Re: Dad's cancer
I went through almost the same thing, when I was 15, my dad's cancer came back, one day he got rushed to the hospital while I was in school, and he never left. He died 2 months later, right after my 16th birthday and right before christmas and his birthday. It was the most depressing thing in the world. When we first were told he was going to die, I burst out crying in class, whenever some gave me a hug I wanted to cry, if I started to tell someone I burst out crying and it was like my tears would never run out. Eventually, you don't become "okay" with it, but in a sense you do. It'll still be the worst thing ever but you stop crying so much over the drop of a pin.
I'm not sure if your dad will be in the hospital or at home, but simply be there with him and love him are my biggest suggestions. Hold his hand, cuddle if you can, talk to him, hug him, kiss him, watch movies or football with him, reminisce (he might start to forget things at a certain point though), get him ice or drinks or food if he needs it. I held my dad's hand when was pooping (in his hospital bed in one of those tub things they use). Just spend as much time with him as possible. Take pictures of him and with him- I took a couple and I'm constantly looking at them and so glad I took them. Even take videos if you can- I watch videos of my dad all the time.
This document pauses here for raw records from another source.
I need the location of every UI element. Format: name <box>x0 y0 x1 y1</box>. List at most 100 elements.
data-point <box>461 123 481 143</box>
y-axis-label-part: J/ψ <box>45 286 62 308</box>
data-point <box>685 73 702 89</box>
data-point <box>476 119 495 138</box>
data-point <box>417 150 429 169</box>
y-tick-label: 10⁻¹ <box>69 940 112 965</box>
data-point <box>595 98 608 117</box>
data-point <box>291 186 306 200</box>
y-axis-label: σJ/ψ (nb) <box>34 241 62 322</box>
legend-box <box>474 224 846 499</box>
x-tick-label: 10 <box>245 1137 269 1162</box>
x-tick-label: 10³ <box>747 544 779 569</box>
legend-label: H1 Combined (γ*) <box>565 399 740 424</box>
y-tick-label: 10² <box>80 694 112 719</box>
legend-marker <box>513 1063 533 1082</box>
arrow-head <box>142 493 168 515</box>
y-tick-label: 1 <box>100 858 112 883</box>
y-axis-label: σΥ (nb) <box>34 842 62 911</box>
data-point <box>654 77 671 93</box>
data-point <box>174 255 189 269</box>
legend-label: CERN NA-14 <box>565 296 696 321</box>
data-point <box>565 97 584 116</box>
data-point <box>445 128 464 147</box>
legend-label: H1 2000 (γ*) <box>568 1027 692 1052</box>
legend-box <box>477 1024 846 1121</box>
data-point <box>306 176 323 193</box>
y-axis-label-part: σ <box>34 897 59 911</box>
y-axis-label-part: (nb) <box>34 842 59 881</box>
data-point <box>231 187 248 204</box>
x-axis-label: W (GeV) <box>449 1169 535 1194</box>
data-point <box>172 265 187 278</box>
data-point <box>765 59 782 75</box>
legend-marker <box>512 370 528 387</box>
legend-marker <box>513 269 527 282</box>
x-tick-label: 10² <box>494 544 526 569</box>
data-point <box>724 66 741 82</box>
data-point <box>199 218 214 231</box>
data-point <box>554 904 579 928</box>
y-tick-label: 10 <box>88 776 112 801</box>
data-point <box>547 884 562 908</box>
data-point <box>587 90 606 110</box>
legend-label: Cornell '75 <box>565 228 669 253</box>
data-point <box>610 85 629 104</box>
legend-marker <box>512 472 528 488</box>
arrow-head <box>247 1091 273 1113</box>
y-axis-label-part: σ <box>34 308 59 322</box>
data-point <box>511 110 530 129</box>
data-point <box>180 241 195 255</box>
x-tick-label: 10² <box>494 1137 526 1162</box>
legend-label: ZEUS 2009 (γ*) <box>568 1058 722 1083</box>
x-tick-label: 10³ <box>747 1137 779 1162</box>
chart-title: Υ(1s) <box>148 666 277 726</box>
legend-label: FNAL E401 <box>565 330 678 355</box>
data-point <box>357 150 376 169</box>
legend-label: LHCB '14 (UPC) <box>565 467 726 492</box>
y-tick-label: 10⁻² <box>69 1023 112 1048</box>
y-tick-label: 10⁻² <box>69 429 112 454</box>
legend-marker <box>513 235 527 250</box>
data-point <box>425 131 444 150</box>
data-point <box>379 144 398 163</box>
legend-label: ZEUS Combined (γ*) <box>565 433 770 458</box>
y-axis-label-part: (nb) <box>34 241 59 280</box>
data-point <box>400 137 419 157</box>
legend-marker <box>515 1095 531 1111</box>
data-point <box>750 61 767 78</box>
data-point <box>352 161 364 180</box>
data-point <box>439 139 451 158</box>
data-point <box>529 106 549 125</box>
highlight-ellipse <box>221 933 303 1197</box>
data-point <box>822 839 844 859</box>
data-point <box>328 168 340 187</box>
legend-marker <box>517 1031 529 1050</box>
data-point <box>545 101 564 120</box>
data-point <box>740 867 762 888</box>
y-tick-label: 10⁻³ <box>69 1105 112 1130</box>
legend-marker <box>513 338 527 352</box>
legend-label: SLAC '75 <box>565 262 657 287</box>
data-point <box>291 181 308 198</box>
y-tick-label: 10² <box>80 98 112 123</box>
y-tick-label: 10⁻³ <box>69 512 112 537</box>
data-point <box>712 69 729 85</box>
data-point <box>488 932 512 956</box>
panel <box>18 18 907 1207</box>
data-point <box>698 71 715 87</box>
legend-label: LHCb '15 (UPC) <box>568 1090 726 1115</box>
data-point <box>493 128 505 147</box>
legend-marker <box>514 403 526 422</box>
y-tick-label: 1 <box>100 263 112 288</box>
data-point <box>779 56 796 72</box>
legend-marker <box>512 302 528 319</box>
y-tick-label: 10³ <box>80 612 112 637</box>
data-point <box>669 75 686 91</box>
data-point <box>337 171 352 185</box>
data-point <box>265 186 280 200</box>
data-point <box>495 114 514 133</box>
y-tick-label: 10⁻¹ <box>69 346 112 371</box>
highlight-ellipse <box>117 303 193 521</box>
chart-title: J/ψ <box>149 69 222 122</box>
Another suggestion..make a memory box. In mine I have my dad's cologne he wore, a couple of his shirts, birthday cards from him, pictures, etcetc.
Everything I'm telling you will help you cope, even though it might sound crazy.
It sucks worse than anything and I know you feel like absolute ****, but I promise you can get through this, your stronger than you think and don't be afraid to be a mess. It's okay, I promise.